What key trends are emerging in the pharmacy benefits industry?
There are several trends, some of the top ones to look out for are:
Specialty Carve-Out. We are continuing to see more innovative specialty drug therapies hit the market every year, and use of these drugs increase. Just 1% of prescription claims now account for roughly 50%-60% of an employer’s plan costs, driven in large part by high-cost specialty medications. In order to address the impact on employers, we’re seeing a rise in employers exploring specialty carve-out programs.
Unfortunately, this practice can negatively impact members, who can be left out in the cold with no way of securing their necessary medications and employers are still left footing the bill. There are alternatives to specialty carve-out that protect both employers and their members, however. As specialty drugs continue to rise in both cost and utilisation, employers need to re-evaluate their pharmacy benefits strategy and utilize an independent pharmacy expert who will operate in the best interest of them and their members.
Hospital Costs Rising: Hospital revenues declined significantly last year, and they’re expected to lose up to $122 billion again this year. Meanwhile, their drug spend and utilisation continues to rise. In fact, 70% of a hospital’s plan members take prescriptions each year, which is 25% higher than the typical commercial plan.
On top of that, 1 in 6 hospital plan members take a higher-priced drug. Hospitals play a dual role as both healthcare provider and employer and their employees expect a rich benefit, so it’s important for them to carefully design a drug plan that balances access and cost while ensuring a top service experience.

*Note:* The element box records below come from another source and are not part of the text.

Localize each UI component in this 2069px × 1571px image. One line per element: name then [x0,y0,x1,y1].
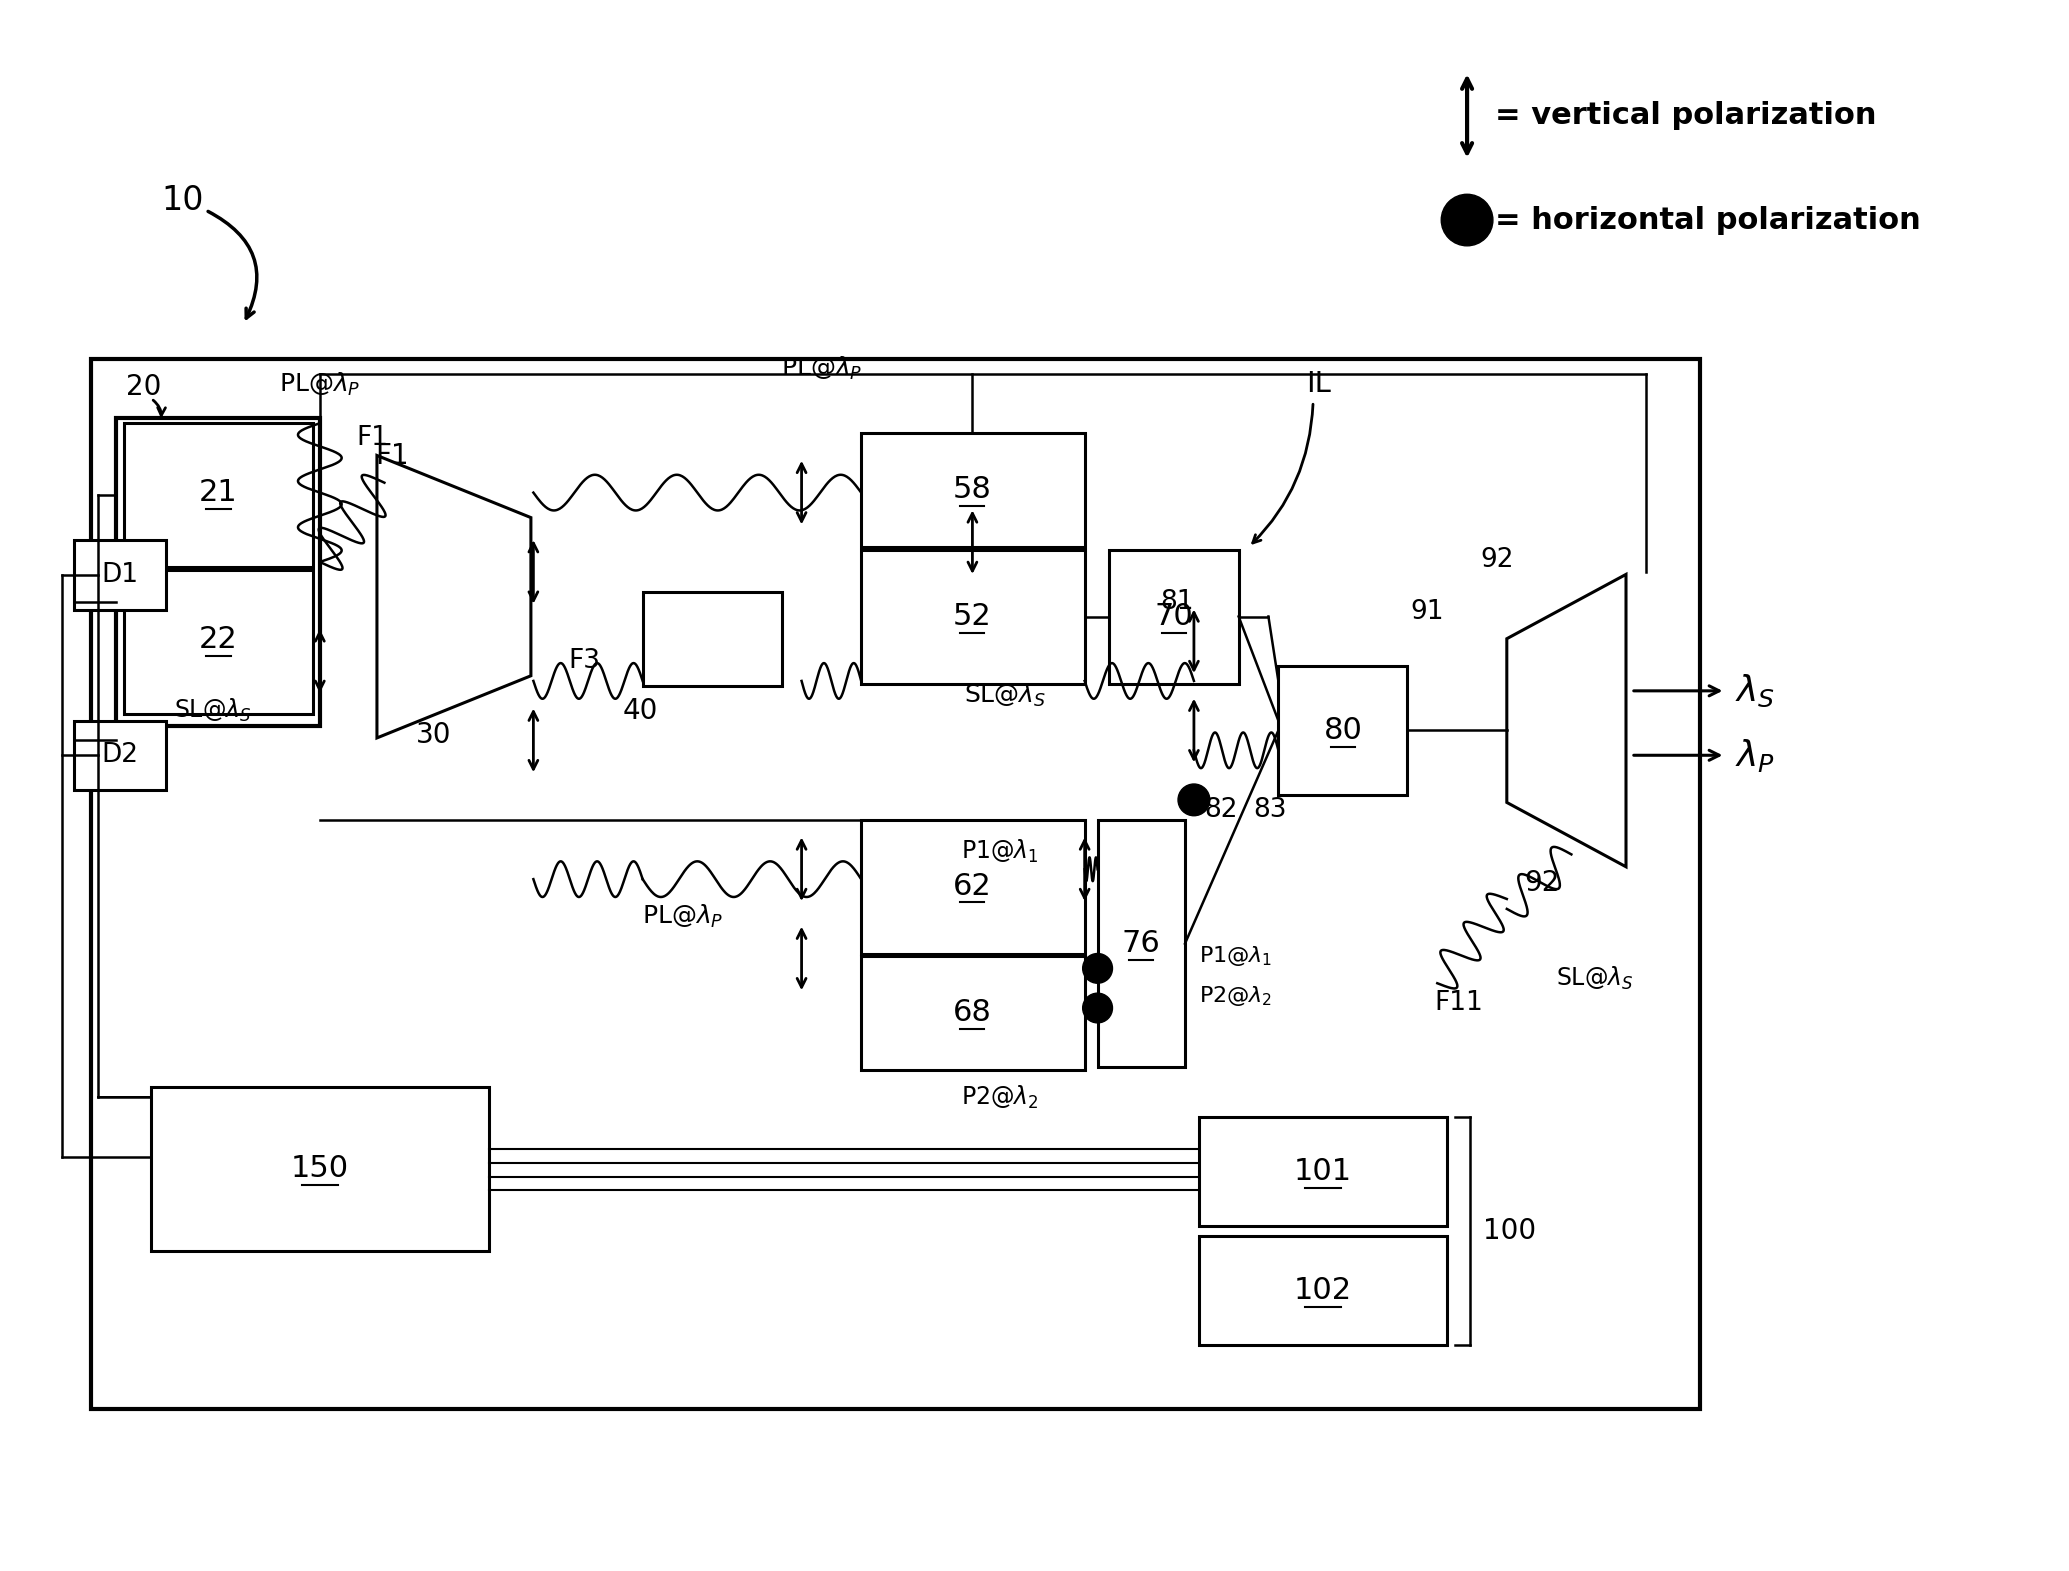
Circle shape [1442,195,1494,245]
Bar [861,820,1084,954]
Bar [91,358,1701,1409]
Bar [74,721,166,790]
Text: F1: F1 [356,426,389,451]
Text: 10: 10 [161,184,203,217]
Bar [1198,1236,1446,1345]
Bar [124,570,312,713]
Bar [1198,1117,1446,1225]
Text: 58: 58 [954,474,991,504]
Text: 62: 62 [954,872,991,900]
Text: 81: 81 [1161,589,1194,614]
Bar [124,423,312,567]
Text: 80: 80 [1324,716,1361,745]
Text: PL@$\lambda_P$: PL@$\lambda_P$ [279,371,360,399]
Text: SL@$\lambda_S$: SL@$\lambda_S$ [174,698,252,724]
Text: 101: 101 [1293,1158,1353,1186]
Text: 83: 83 [1254,796,1287,823]
Bar [1097,820,1186,1067]
Text: 150: 150 [292,1155,350,1183]
Text: P2@$\lambda_2$: P2@$\lambda_2$ [962,1084,1039,1111]
Text: P1@$\lambda_1$: P1@$\lambda_1$ [1198,944,1272,968]
Text: P1@$\lambda_1$: P1@$\lambda_1$ [962,837,1039,866]
Text: 92: 92 [1479,547,1515,573]
Polygon shape [377,456,532,738]
Text: 100: 100 [1483,1218,1535,1246]
Text: $\lambda_S$: $\lambda_S$ [1736,672,1775,709]
Circle shape [1177,784,1210,815]
Text: = horizontal polarization: = horizontal polarization [1496,206,1920,234]
Bar [151,1087,488,1251]
Text: 21: 21 [199,478,238,507]
Text: $\lambda_P$: $\lambda_P$ [1736,737,1775,775]
Text: PL@$\lambda_P$: PL@$\lambda_P$ [780,355,863,382]
Text: D1: D1 [101,562,139,588]
Text: 30: 30 [416,721,451,748]
Bar [74,540,166,610]
Text: 40: 40 [623,696,658,724]
Text: IL: IL [1306,371,1330,399]
Text: PL@$\lambda_P$: PL@$\lambda_P$ [641,903,722,930]
Bar [1279,666,1407,795]
Bar [861,434,1084,547]
Text: = vertical polarization: = vertical polarization [1496,102,1877,130]
Text: SL@$\lambda_S$: SL@$\lambda_S$ [1556,965,1635,991]
Bar [1109,550,1239,683]
Circle shape [1082,993,1113,1023]
Text: P2@$\lambda_2$: P2@$\lambda_2$ [1198,983,1272,1009]
Text: 20: 20 [126,374,161,402]
Polygon shape [1506,575,1626,867]
Text: 52: 52 [954,602,991,632]
Text: 76: 76 [1121,928,1161,958]
Text: 82: 82 [1204,796,1237,823]
Circle shape [1082,954,1113,983]
Text: 70: 70 [1155,602,1194,632]
Bar [116,418,321,726]
Text: F1: F1 [377,441,410,470]
Text: F3: F3 [569,649,600,674]
Text: 22: 22 [199,625,238,654]
Bar [861,550,1084,683]
Text: F11: F11 [1434,990,1483,1016]
Text: 92: 92 [1525,869,1560,897]
Text: 91: 91 [1411,599,1444,625]
Bar [643,592,782,687]
Text: SL@$\lambda_S$: SL@$\lambda_S$ [964,682,1047,710]
Text: 102: 102 [1293,1276,1353,1306]
Text: D2: D2 [101,742,139,768]
Text: 68: 68 [954,999,991,1027]
Bar [861,957,1084,1070]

This includes promoting the hospital’s in-house pharmacy, ensuring appropriate prescribing and drug utilisation, implementing processes to eliminate wasteful spending on high-cost brand and specialty medications, and gaining access to Manufacturer Copay Assistance Programs (MCAP) and 340B Drug Pricing Discounts, if eligible and available.

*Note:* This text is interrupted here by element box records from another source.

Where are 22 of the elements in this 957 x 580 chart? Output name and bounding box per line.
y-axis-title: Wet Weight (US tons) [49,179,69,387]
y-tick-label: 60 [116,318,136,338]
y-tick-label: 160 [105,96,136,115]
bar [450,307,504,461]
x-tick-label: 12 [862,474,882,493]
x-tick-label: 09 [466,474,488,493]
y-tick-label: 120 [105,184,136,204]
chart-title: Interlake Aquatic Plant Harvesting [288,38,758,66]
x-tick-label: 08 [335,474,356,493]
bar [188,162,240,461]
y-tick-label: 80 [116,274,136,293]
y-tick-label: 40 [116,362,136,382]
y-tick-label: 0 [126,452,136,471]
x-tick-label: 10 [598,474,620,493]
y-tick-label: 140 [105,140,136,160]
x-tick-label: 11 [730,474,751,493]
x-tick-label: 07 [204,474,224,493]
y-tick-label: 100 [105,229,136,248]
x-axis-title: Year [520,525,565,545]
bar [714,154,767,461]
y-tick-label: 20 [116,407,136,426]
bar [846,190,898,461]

As these trends continue to emerge over the next few years, partnering with an independent advocate who proactively reviews your benefits plan on a regular basis can ensure employers consistently have the best rates, rebates and contract terms.

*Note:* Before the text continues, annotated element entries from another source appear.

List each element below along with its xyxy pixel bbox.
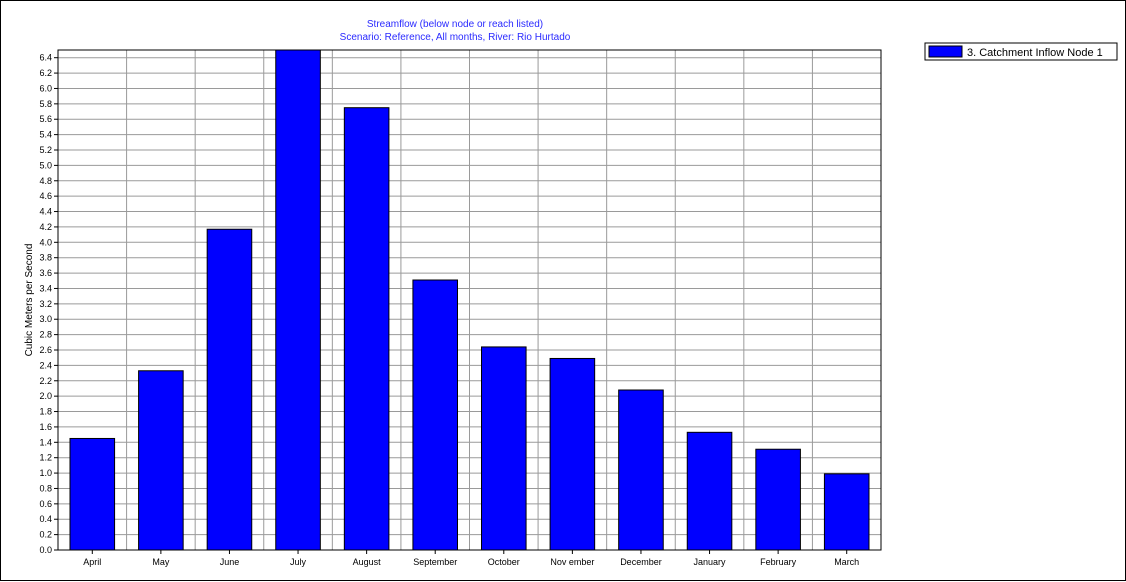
y-tick-label: 2.6 — [39, 345, 52, 355]
x-tick-label: March — [834, 557, 859, 567]
y-tick-label: 3.4 — [39, 283, 52, 293]
y-tick-label: 0.2 — [39, 530, 52, 540]
y-tick-label: 2.8 — [39, 330, 52, 340]
y-tick-label: 4.8 — [39, 176, 52, 186]
x-tick-label: October — [488, 557, 520, 567]
y-tick-label: 1.6 — [39, 422, 52, 432]
bar-november — [549, 357, 596, 551]
y-tick-label: 4.0 — [39, 237, 52, 247]
y-tick-label: 5.2 — [39, 145, 52, 155]
y-tick-label: 4.6 — [39, 191, 52, 201]
x-tick-label: April — [83, 557, 101, 567]
y-tick-label: 5.6 — [39, 114, 52, 124]
legend: 3. Catchment Inflow Node 1 — [924, 42, 1118, 61]
y-axis-title: Cubic Meters per Second — [24, 244, 35, 357]
y-tick-label: 4.2 — [39, 222, 52, 232]
x-tick-label: February — [760, 557, 797, 567]
x-axis-ticks: April May June July August September October No… — [83, 550, 859, 567]
y-tick-label: 0.0 — [39, 545, 52, 555]
bar-june — [206, 228, 253, 551]
x-tick-label: January — [694, 557, 727, 567]
y-tick-label: 5.8 — [39, 99, 52, 109]
legend-box — [924, 42, 1118, 61]
y-tick-label: 1.4 — [39, 437, 52, 447]
y-tick-label: 5.4 — [39, 130, 52, 140]
y-tick-label: 4.4 — [39, 207, 52, 217]
gridlines — [58, 50, 881, 550]
bar-april — [69, 437, 116, 551]
x-tick-label: July — [290, 557, 307, 567]
y-axis-ticks: 0.0 0.2 0.4 0.6 0.8 1.0 1.2 1.4 1.6 1.8 2.0 2.2 2.4 2… — [39, 53, 58, 555]
y-tick-label: 0.4 — [39, 514, 52, 524]
y-tick-label: 0.8 — [39, 483, 52, 493]
y-tick-label: 6.2 — [39, 68, 52, 78]
plot-area — [57, 49, 882, 551]
chart-title: Streamflow (below node or reach listed) — [367, 19, 543, 30]
y-tick-label: 3.2 — [39, 299, 52, 309]
y-tick-label: 2.0 — [39, 391, 52, 401]
bar-august — [343, 107, 390, 551]
y-tick-label: 6.0 — [39, 83, 52, 93]
y-tick-label: 1.2 — [39, 453, 52, 463]
x-tick-label: June — [220, 557, 240, 567]
chart-subtitle: Scenario: Reference, All months, River: … — [340, 32, 571, 43]
bar-september — [412, 279, 458, 551]
y-tick-label: 3.6 — [39, 268, 52, 278]
bars — [69, 49, 870, 551]
bar-july — [275, 49, 321, 551]
bar-october — [481, 346, 527, 551]
bar-december — [618, 389, 664, 551]
y-tick-label: 3.8 — [39, 253, 52, 263]
legend-entry: 3. Catchment Inflow Node 1 — [967, 47, 1103, 59]
y-tick-label: 1.0 — [39, 468, 52, 478]
x-tick-label: September — [413, 557, 457, 567]
y-tick-label: 2.2 — [39, 376, 52, 386]
legend-swatch — [928, 45, 963, 58]
x-tick-label: December — [620, 557, 662, 567]
y-tick-label: 2.4 — [39, 360, 52, 370]
y-tick-label: 1.8 — [39, 407, 52, 417]
bar-january — [686, 431, 733, 551]
y-tick-label: 5.0 — [39, 160, 52, 170]
x-tick-label: May — [152, 557, 170, 567]
x-tick-label: August — [353, 557, 382, 567]
bar-may — [138, 370, 184, 551]
x-tick-label: Nov ember — [550, 557, 594, 567]
bar-february — [755, 448, 801, 551]
y-tick-label: 0.6 — [39, 499, 52, 509]
y-tick-label: 3.0 — [39, 314, 52, 324]
bar-march — [823, 473, 870, 551]
y-tick-label: 6.4 — [39, 53, 52, 63]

Do you think "virtual pharmacies" will be a standard way for people to get their prescriptions in the future?
Virtual pharmacies accelerated during COVID-19 as patients were in need of more convenient healthcare offerings. For example, last year Amazon announced a remote retail pharmacy solution that will accept insurance and be in PBM pharmacy networks, leveraging PillPack, an online pharmacy that fills prescriptions by mail.
Costco also recently announced a new online pharmacy, and many traditional “brick & mortar” pharmacies are now offering this option as well. It is likely that more options like this will continue to become available.
However, virtual pharmacies are simply another option employees and members have for filling their brand and generic drug prescriptions. There are often key differences between a virtual and in-person pharmacy, and benefits to either option. Employers should help inform their members of the pros and cons and differences of each kind of offering before changing their pharmacy benefits plans.